Years ago I cofounded a company. Here's some hindsight advice I would give to earlier Clay, maybe it will help you:
Work At a Breakout Startup First
I don't think you absolutely need to have worked at a successful startup (or have worked at all) to start a company, but it will increase your odds of success.
If you do, you'll see how a good sausage is made. You'll have organizational practices to draw on, like "Let's set objective goals for this week/month/etc", "Here's how to plan a project", "Here's what an interview should be", "Here's what a 1:1 should be", etc. You can read about this stuff and implement it out without first-hand experience, but I am the type of person who internalizes things much better once I live through them.
You'll also improve your craft with mentorship and structure. Whether you're a designer, engineer, or another role, you'll be pushed outside your comfort zone and beyond your years of experience as the breakout company grows. But, hopefully, you'll have a manager and more experienced peers giving you feedback along the way.
You might pick up on skills or tricks outside your function from other highly effective colleagues. Maybe you'll grab lunch with someone on the data science team, or read a machine learning project spec, or hear about how the marketing budget is allocated. You never know what will come in handy when running your own business.

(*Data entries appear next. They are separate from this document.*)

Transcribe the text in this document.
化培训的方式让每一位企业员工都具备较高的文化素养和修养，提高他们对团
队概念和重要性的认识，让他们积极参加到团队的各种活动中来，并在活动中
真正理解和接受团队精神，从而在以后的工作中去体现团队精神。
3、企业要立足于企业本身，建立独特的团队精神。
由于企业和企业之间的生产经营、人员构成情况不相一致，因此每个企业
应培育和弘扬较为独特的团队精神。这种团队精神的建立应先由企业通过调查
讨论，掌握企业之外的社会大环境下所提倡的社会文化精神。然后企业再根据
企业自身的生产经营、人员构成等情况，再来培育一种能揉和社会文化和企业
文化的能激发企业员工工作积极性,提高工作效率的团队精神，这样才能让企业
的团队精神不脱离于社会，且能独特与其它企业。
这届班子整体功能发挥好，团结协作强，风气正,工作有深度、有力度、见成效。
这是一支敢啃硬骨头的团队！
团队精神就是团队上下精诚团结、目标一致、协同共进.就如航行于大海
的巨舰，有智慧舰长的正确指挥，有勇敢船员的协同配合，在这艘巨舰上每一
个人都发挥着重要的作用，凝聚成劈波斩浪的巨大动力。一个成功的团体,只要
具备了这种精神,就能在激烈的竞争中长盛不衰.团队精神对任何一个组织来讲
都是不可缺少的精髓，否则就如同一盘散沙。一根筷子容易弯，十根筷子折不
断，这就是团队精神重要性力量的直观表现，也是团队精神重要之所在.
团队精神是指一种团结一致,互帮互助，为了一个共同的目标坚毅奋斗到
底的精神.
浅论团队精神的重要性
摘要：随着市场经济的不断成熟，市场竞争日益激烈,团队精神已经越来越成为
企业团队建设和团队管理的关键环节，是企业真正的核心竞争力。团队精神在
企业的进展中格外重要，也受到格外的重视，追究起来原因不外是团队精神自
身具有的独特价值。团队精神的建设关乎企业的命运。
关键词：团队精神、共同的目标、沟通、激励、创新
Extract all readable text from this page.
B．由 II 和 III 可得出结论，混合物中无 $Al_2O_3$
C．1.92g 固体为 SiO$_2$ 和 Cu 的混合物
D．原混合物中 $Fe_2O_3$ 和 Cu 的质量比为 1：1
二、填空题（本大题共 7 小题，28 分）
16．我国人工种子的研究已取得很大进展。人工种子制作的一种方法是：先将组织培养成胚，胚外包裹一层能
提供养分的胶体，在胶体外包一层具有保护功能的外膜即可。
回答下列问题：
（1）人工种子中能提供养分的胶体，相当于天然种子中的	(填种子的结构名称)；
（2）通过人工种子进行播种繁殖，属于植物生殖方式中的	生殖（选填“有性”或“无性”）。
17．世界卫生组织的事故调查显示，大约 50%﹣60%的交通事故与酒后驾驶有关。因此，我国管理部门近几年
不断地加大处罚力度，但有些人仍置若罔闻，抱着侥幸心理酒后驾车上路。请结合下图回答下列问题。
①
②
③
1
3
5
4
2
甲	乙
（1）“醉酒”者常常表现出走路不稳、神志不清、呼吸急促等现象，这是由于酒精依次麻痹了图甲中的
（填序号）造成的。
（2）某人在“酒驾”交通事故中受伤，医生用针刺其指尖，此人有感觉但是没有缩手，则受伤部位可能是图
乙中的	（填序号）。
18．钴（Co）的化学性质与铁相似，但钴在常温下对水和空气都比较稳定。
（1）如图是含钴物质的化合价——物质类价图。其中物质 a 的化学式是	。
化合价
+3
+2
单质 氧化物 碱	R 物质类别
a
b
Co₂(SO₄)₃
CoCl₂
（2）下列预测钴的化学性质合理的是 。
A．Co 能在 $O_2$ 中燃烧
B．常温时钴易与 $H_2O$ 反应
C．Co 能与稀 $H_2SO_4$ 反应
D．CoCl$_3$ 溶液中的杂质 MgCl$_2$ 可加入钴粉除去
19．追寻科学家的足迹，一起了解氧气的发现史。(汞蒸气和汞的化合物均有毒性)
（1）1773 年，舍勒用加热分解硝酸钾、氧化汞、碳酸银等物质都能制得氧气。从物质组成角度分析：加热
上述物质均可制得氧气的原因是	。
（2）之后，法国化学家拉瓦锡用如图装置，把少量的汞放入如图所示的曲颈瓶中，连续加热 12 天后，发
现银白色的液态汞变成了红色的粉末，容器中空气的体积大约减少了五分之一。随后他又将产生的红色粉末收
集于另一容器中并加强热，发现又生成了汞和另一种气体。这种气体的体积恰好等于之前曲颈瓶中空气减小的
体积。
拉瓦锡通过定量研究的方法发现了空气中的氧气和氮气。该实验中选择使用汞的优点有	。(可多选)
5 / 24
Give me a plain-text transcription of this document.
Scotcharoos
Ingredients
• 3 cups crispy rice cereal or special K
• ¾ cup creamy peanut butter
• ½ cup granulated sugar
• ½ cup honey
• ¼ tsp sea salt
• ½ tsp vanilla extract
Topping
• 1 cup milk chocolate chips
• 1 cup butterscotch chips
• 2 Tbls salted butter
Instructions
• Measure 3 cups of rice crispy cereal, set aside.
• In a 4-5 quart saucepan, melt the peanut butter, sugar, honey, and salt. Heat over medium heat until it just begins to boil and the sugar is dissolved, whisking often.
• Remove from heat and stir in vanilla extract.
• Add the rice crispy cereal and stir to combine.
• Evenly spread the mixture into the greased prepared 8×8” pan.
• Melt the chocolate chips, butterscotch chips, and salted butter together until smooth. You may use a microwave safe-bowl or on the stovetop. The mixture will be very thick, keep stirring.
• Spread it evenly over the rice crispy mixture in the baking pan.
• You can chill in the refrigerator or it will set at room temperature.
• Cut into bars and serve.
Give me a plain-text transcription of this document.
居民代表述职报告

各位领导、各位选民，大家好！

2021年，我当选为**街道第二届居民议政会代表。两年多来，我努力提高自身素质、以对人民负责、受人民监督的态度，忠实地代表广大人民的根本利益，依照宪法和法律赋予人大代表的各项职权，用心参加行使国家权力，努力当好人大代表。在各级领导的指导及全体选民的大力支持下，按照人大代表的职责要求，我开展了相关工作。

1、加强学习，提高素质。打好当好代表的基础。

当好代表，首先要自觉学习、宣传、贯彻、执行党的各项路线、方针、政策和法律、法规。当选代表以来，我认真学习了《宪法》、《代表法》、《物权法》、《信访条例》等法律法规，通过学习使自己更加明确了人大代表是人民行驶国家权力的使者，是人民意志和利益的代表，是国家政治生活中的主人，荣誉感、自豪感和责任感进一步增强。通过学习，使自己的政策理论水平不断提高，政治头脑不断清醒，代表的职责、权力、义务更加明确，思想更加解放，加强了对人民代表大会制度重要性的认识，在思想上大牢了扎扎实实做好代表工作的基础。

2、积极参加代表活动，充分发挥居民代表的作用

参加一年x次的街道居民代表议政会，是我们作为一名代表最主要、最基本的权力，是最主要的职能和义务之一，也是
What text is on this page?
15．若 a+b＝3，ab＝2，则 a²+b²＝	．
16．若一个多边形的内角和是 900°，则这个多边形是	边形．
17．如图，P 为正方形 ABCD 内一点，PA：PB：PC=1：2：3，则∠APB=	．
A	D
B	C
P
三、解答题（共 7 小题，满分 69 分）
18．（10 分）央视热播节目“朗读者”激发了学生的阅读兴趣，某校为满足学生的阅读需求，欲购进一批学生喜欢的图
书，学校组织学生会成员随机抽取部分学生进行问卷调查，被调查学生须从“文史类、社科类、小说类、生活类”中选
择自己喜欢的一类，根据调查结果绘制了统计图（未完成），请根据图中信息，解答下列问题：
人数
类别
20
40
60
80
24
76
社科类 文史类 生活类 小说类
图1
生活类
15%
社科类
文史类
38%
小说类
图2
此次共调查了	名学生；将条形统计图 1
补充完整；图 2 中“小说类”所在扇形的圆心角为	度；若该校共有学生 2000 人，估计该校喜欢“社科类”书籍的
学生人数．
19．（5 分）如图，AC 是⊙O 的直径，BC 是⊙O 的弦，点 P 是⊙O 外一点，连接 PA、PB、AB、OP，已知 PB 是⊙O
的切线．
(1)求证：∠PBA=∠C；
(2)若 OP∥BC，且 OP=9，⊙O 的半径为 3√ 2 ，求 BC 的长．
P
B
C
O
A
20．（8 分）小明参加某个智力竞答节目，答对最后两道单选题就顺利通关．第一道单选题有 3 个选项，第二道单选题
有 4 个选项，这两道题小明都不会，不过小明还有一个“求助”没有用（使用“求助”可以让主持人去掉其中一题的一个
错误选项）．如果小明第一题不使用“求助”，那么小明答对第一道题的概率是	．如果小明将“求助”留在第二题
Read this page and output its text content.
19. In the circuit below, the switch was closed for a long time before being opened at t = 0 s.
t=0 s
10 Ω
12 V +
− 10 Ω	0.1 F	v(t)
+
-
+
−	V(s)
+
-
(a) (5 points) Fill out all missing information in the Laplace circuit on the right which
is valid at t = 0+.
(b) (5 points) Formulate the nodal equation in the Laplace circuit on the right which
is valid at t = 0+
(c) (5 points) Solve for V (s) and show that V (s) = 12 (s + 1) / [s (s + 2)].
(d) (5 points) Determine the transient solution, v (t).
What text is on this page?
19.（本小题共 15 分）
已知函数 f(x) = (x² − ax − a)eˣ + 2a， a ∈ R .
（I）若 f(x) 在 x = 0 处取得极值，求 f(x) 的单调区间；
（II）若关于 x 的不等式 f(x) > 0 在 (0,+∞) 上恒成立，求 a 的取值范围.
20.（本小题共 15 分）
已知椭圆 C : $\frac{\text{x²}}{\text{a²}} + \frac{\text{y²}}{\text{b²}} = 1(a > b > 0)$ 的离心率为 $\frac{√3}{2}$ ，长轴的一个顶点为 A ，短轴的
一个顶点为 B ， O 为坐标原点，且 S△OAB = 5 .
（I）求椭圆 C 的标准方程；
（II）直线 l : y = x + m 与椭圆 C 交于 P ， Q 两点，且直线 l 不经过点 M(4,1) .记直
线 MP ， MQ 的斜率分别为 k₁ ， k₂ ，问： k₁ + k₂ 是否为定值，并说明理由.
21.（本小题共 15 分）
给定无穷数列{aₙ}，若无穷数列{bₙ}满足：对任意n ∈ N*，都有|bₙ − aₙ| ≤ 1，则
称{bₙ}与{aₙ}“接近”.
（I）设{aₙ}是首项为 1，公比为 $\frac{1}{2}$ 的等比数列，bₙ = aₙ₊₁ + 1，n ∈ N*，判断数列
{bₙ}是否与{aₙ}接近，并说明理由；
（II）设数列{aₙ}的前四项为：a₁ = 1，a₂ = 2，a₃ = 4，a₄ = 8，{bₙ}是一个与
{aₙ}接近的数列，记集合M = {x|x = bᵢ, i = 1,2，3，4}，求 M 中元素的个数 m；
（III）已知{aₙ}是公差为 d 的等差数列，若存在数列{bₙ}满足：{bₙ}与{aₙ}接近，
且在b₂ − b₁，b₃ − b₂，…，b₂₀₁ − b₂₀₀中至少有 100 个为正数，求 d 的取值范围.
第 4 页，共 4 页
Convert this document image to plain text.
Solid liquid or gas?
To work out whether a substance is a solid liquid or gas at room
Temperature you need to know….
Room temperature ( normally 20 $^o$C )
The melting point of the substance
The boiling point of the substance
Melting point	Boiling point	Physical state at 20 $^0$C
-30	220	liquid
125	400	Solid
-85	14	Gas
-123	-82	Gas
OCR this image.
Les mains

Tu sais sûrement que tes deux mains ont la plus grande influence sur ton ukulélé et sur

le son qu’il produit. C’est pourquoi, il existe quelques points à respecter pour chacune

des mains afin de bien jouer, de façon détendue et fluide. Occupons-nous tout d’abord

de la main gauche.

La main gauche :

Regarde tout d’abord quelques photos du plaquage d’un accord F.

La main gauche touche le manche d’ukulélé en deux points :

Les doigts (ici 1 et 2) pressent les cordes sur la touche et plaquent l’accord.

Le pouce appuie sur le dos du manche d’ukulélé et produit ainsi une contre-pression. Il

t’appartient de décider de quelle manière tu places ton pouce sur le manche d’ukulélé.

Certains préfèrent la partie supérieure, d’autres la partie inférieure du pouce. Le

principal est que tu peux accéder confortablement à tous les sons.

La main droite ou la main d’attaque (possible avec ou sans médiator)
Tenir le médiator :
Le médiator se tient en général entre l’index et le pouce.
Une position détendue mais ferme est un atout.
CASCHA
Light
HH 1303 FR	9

For all those reasons, I'd recommend working at a breakout company before starting your own.
Start with Customers and Their Problems
For our startup, we first built something interesting (a way to create native mobile apps) and then worked backwards to find customers who had problems this solved (for example, Shopify merchants). But when we found these potential customers, we only had a shallow understanding of their problems, and at best we were coming up with vitamins rather than pain-killers.
Compare this with Opendoor, where the customers were always defined (homeowners), the problem was clear ("Selling a home sucks"), and then figuring out what to build always fell from that.
You can eventually pivot your way to success if you don't start with a precise customer and problem at first, but it will be an uphill battle. Bringing a new product to lift already requires grit, and adding uncertainty in who you're building for will make achieving success even more difficult.
Don't Be In a Hurry
In 2012 I thought it was too late to join a company like Facebook - it was already too big, right? I also thought it especially behooved me to start a company earlier in life. Well, both of these things were wrong.
Sometimes you are in a unique circumstance where it makes sense to jump off the deep end and start a company - maybe a side project unexpectedly blows up, or maybe you get a Fellowship, stuff like that.
But if you're in more typical situations, you should be thoughtful and even methodical about finding the right kind of company to start. Don't feel like you have to start something. Put your energy towards more deeply understanding startups and product spaces that are interesting to you. Read Zero to One, follow everyone on Twitter, subscribe to all the Substacks, listen to all the podcasts.
I didn't start to think more like an investor until many years into my career. You'll probably have a better time weeding through your ideas if you have a grasp on market size, distribution strategy, and unit economics. Ignoring these topics might help some folks, but I suspect you'll have a higher hit rate with them.